We can come to understand that people who adhere to accuracy and sincerity are sometimes not rational, at least in a utilitarian sense. For example, if a reporter attempts to seek the truth, doing so might harm her and lead to bad outcomes. From a purely utilitarian perspective, if people only follow benefits and pursue their own interests, then in many circumstances, maintaining illusions or complying with the common sense of a certain culture becomes the safer choice.
Yet, as humans, we still have a tendency to pursue the truth and feel terrible about lying, even when it costs us. This demonstrates that the pursuit of truth and accuracy is not instrumentally rational; it is a stable and autonomous function of our agency. An honest person does not primarily consider interests but speaks autonomously according to what they genuinely believe.
This is one reason we trust language: language concerns both what we say and what we believe. It seems Williams believed that while we often think honesty stems from rationality, the reality is that rationality stems from honesty. The reason we humans can engage in complex rational activities is that, at a fundamental level, we have a stable commitment to honesty, accuracy, and sincerity.

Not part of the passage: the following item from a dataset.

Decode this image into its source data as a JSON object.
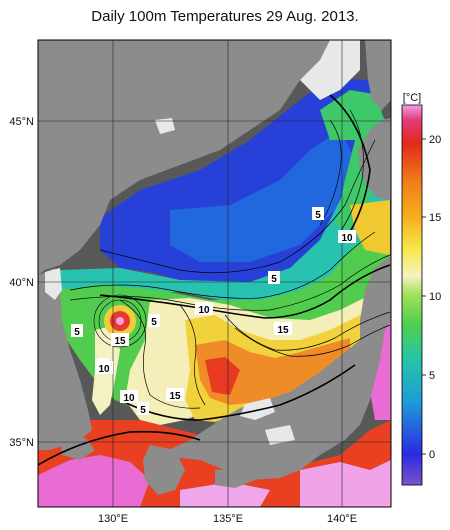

If everyone treated the pursuit of truth purely as having instrumental value, we could simply adjust our truth-seeking based on personal interests and our position in social structures. However, if that were the case, it would be difficult to explain how public knowledge systems accumulate over time. The history of science and law would become mere strategic outcomes rather than genuine progress.
The pursuit of truth occasionally requires us to fiercely hold on to what we believe. While this may seem unwise in specific situations, without this commitment, we would lose the very structure of rationality. In postmodern discussions regarding power structures and standpoints, we might expose social frameworks, but doing so does not automatically generate normative guidelines about what accuracy and sincerity should be. Because of our fundamental inclination toward truth, we gain the intellectual freedom and structure needed to understand social structures and history in the first place.
If we abandon the pursuit of truth, we lose the freedom to critique and the possibility that anything could ever become more accurate. From this perspective, the pursuit of truth and accuracy does not come from suddenly grasping some pre-existing metaphysical structure. Rather, it is about deeply understanding history, society, and humanity itself. Truth is what manages to survive across human history.